Su Nanzhi couldn’t agree.
Xie Shang had loved extreme sports since he was young, craving the danger and thrill of the unpredictable, but every heart-pounding game gambled with life itself, and who could guarantee that he would win every time?
Su Nanzhi had been through a marriage, had loved and hated, and knew that matters of the heart were no safer than extreme sports, possibly leading to severe injury if things went wrong.
Those on the sidelines see the game clearly.
Although Su Nanzhi hadn’t yet met the Wen girl, she had seen how Xie Shang picked out an emerald for her.
“Xingxing, you will regret this one day.”
Xie Shang stood up: “I’m going back.”
Su Nanzhi glanced at the rain: “It’s pouring outside.”
“No one’s looking after the flowers in my yard.”
Aunt Qiao brought over some tea.
Xie Shang said he didn’t want any and took an umbrella as he left.

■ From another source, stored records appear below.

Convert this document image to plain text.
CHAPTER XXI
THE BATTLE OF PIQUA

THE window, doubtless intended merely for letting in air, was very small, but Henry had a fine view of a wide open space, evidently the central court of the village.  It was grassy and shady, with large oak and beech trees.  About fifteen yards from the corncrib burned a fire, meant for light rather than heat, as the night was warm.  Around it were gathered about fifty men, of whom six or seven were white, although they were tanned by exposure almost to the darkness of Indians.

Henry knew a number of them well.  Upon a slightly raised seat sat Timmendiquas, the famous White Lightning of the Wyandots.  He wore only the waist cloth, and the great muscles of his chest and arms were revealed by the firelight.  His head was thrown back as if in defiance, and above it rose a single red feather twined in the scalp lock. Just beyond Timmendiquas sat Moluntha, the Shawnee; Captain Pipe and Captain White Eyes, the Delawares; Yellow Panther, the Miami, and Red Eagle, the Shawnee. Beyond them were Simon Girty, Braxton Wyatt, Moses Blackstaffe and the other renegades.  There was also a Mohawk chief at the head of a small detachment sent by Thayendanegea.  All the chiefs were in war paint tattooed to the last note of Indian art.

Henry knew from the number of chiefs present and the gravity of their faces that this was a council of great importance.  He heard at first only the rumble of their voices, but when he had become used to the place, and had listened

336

The road by the Flower Chamber Hall was constructed so wide that a plane could land on it, yet some people still drove down the road as if it were their own driveway, zooming past pedestrian crosswalks along the curb at high speed.
The driver hit the brakes and swerved to a stop after a close call, and opened a crack of the window to curse out.
“Are you blind?”
Xie Shang raised his umbrella higher.
The driver paused for a moment: “Xie, Xie Shang.”
With a thunderous boom, the sound of thunder sent a shiver through the body, and lightning split the night, casting the face of the man into patches of light and dark.
Thunder, a black umbrella, Xie Shang.
It was exactly like the night seven years ago when Shen Fei almost got killed by Xie Shang, and even felt as though he was confronting a ghost out for revenge.
Xie Shang just stood there, umbrella in hand, silent, watching intently; the contrast between the chaotic, noisy curtain of rain behind him and his eerily calm gaze was stark.
Shen Fei always remembered something his mother told him when he was in his teens, while giving him a lesson: The more beautiful a person is, the more dangerous.
His mother had actually been warning him about women outside, but now, having met countless women, it was only when facing Xie Shang that these words sprung to mind.
Shen Fei lowered the car window a bit more, feeling intimidated but refusing to show defeat, still defiant, “What? I didn’t hit you, did I?”
Xie Shang didn’t say a word, just started to remove his cufflinks.
“Xie Shang,” Shen Fei shouted, “You wouldn’t dare!”